The House in the Pines(57)
He hangs his head.
“You’ve got to be kidding.”
“I’m sorry,” he says again.
But it’s like Dorothy pulling back the curtain to reveal a man pretending to be a wizard. “You really . . . really didn’t need to do that,” she says. “I was totally into you.”
She hadn’t meant to use the past tense, but they both register it. The wind picks up, churning through leaves, and when he speaks again, Frank’s voice is so low that Maya has to step closer to hear him. Now she stands at the edge of his sleeping bag, looking down into his sorrowful eyes.
“It’s just that you’re going away to BU,” he says. “I didn’t want you to think of me as some townie with nothing going on. I’m twenty years old and live at home with my dad.”
“I never thought of you that way,” she says.
But now she doesn’t know what to think. She rushed here tonight on fumes of jealousy and infatuation, needing to know why he was with Aubrey, but seeing him now—barefoot and alone in the woods—the spell has been broken. He might have lied about the cabin to impress her, but that doesn’t explain why he’s here now. It doesn’t explain the sleeping bag, the shoes left by an imaginary door.
“Are you okay? How long have you been out here?”
“Not long,” he mutters, looking away.
“And why . . .”
He takes a deep, shaky breath. “Because I feel safe here.”
“Safe? From what?”
“From my dad.”
Maya thinks back to Frank’s reference to troubles at home when he was young. “Did he do something?”
Frank exhales sharply. It could be a sigh of grief, or a scoff—he’s looking down now, so it’s impossible to know. “He’s done a lot of things. To me . . . to my mom . . . and total strangers. It’s the reason my mom took me away from him when I was twelve. He’s dangerous.”

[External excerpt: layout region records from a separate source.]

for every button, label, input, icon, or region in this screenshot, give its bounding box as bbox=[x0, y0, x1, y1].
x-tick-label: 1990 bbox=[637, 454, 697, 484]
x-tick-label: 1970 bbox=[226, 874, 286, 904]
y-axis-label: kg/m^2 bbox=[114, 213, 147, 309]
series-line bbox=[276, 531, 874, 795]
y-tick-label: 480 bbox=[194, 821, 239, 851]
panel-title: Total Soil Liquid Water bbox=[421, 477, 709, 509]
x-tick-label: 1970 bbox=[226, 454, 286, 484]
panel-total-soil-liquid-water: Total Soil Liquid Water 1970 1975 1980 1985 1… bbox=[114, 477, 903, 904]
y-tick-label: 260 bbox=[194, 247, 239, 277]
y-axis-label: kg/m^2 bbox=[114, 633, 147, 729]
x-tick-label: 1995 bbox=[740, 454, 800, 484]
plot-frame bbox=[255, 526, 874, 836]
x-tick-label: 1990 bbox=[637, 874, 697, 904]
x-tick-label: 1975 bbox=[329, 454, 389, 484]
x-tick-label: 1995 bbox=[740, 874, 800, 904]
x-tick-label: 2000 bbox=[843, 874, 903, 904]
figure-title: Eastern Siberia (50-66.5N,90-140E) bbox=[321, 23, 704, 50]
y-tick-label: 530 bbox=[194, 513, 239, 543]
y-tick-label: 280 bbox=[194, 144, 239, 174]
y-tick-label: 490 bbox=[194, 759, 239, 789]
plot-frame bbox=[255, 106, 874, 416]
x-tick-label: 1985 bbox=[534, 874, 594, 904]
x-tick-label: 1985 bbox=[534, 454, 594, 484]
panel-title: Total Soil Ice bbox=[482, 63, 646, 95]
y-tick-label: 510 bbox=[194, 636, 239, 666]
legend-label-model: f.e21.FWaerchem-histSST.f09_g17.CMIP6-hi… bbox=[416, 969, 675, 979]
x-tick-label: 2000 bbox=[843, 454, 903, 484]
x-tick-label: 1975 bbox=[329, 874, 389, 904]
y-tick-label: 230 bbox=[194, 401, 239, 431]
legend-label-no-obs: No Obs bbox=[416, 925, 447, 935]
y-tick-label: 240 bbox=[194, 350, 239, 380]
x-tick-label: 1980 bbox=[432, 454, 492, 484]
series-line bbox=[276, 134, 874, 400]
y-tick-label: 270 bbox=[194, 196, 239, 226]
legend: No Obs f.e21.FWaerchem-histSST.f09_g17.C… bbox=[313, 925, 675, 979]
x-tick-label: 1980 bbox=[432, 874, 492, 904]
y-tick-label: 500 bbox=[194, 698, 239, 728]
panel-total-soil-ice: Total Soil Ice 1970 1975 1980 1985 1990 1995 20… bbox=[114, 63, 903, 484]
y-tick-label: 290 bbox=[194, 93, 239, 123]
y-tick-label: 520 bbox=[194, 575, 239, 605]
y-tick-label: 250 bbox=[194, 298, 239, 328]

Maya glances back over her shoulder as if his father might have followed her here. She knows now, as she should have before, that Frank might be lying. But then, his father had made her nervous. “Why are you staying with him, then?” she asks. “If he’s dangerous, you should go to the police.”
Frank shakes his head. “They wouldn’t understand. My dad’s never laid a finger on anyone. He hurts people in other ways. He’s manipulative. Controlling. He used to be a psychology professor, but then he got into some trouble and lost his job, his psychology license, everything. He was ruined. He took it out on me and my mom.”
“I’m sorry to hear that, Frank . . .” But now she senses him gliding past the situation at hand, the strangeness of it, and she tries to reel him back. She won’t get sucked into another of his stories. “I still don’t get what you’re doing out here,” she says.
Frank pulls his knees to his chest, folding in on himself. He speaks so quietly that she doesn’t hear and must move closer so that she is standing right over him. He looks small from here. Helpless.
“What did you say?” she asks. Her voice is gentle.
“I said it was real to me. Back when I was ten, that night I was lost. I thought I was going to die alone in the woods, and I know it sounds crazy, but the cabin . . . it saved me. I needed it to be here for me. And it was.
“I pictured it so clearly, down to the littlest detail, and when I closed my eyes, it was like I was there. Like I was home. A safer, more loving home than the one I had left. A place without my dad. I came back a lot after that, days and nights when I had to escape. This is where I would come, the truest home I ever knew. I would sit here, just like I am tonight, and picture the door of my cabin. I really had to see it before I could go inside. The color of the pine, the brass knob. I had to feel the doorknob in my hand, but if I could do that, then I could turn it, and everything would be waiting for me on the other side. Home. Something good on the stove, a fire in the fireplace. The big, cozy couch.”
Maya nods. She can easily picture what he’s describing—she has before, and she allows herself to now.
There is sorrow in knowing it’s not real, but what’s even sadder is understanding how he had made it seem that way. The reason the cabin seemed real to her was that Frank has spent hours and hours building it in his head. Here in this clearing. Alone. He knows every floorboard and cabinet as if he had hammered it into place himself; he knows all the whorls in the pine. He knows it so well that when he speaks of the place, as he speaks of it now, it comes to life. The warmth of the fire. The smell of it. She doesn’t know why he’s telling her this now that she knows it’s not real. Yet it relaxes her to hear it. She understands. She doesn’t fault him for anything he’s done. Everyone needs somewhere to return to.
She has lost track of what he was saying, and now he falls silent.
She hears what sounds like a door slam shut at her back. A sound that makes no sense out here and yet is unmistakable—a creak of hinges followed by the low clap of a door landing in its frame—directly behind her. Something tells her not to turn around, but she does anyway. She has to know. She turns slowly back to see Frank standing behind her.
Just inside the front door—the wind must have blown it shut.
Her mouth hangs open as she takes in his handiwork. He was too modest about the cabin. It’s perfect. Fingers interlaced with her own, he gives her the grand tour, and Maya can’t stop smiling. Then comes the tantalizingly fragrant soup that she never tastes because the sudden reminder of her father’s book threatens to shatter the illusion.